I've been wracking my brain to try and think of anything that could have possibly brought on this ghosting of his. But I'm really struggling. I've no idea what I've done - if I've done anything, that is. I wondered if I did something last Friday morning when we last saw one another. I'm convinced I've done something bad, I must have. But what? Maybe I said something I wasn't supposed to or got Mila ready for school wrong? I've no idea and my mind is clutching at straws for answers. And the only person who has them happens to be the one ghosting me. I just wish he'd tell me... Then maybe I could do something about it if there was something that can be done.

I'm quite thankful Mia suggested dinner with me when she did. I didn't realise then it'd get to this point between me and Hero. I thought by now I would have heard from him. But I haven't. We've decided to meet in the middle in Bethnal Green at a pub called The Approach Tavern. Neither of us has been there before but a few of Mia's work friends have and they've all had good experiences. Apparently, they've got a great menu and it's cheap too which is always a bonus.

It sounds awful because Mia is my best friend but I'm hoping tonight is the distraction I need from Hero's ghosting. I... really want to hear from him. It's all so confusing. At this point, what would he even say? What would I say? Could we really just pick up where we left off? Like nothing happened.

I miss him that much, I've been sleeping in the jersey he sent me. That little gesture seems like an absolute age ago now. I remember picking up the parcel wondering if I'd ordered anything and forgotten about it. I remember wondering who had my address other than my parents. And I also remember the unbelievable elation I felt when I realised what the parcel was and who it was from. What I'd do to feel something like that again. Every day I spent with him and Mila felt like that.
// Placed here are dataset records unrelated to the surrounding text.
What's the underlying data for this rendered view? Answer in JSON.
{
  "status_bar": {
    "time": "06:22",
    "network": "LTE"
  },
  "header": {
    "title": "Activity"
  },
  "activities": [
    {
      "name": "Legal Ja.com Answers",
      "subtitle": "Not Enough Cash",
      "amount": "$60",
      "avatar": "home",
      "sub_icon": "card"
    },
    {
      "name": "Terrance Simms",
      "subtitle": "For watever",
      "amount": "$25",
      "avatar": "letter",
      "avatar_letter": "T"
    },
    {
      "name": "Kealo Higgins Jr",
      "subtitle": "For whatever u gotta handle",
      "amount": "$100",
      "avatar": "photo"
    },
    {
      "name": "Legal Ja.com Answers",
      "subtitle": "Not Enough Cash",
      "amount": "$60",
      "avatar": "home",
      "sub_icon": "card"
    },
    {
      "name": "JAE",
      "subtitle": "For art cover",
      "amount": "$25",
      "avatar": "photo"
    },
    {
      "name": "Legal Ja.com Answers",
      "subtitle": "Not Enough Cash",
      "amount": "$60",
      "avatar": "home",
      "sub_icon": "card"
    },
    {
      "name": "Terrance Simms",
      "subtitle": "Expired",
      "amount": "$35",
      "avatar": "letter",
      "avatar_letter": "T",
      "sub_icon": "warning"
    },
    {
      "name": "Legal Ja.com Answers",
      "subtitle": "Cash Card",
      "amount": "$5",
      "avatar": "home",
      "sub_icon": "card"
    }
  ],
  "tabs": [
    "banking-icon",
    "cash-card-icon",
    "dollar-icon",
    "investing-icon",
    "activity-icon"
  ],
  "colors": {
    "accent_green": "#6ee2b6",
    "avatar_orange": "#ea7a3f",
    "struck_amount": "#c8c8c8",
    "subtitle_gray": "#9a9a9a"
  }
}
In his little note to me which I still have in my kitchen drawer, he said it was mine. And while primarily I've saved it to wear when I've watched the match, I've now taken to sleeping in it. It's the one thing that helps me feel close to him. Like his strong arms are wrapped around me, holding and protecting me while I lay in bed and bask in just him.

I shouldn't really use the word sleeping to describe my nights. More like tossing and turning would better describe how my nights have been. I've maybe gotten an hour's sleep every night, if that. I've just lay awake, thinking of him and what could have possibly happened. We were fine, more than fine. I only need to think of my last morning with him to really realise that. But now, all that's in the past and a mere memory.

Even my class has commented on how tired I look and I've kept my distance from the other teachers. I don't want to be pressed or questioned. I fucking hate it when that happens. But a few of my students - God love them - have asked if I'm okay. I've put myself looking and feeling like I'm ready to drop, down to Christmas and just being busy preparing for the holidays. It couldn't be further from the truth. Even though I finish today for the Christmas holidays, I'm not looking forward to them at all.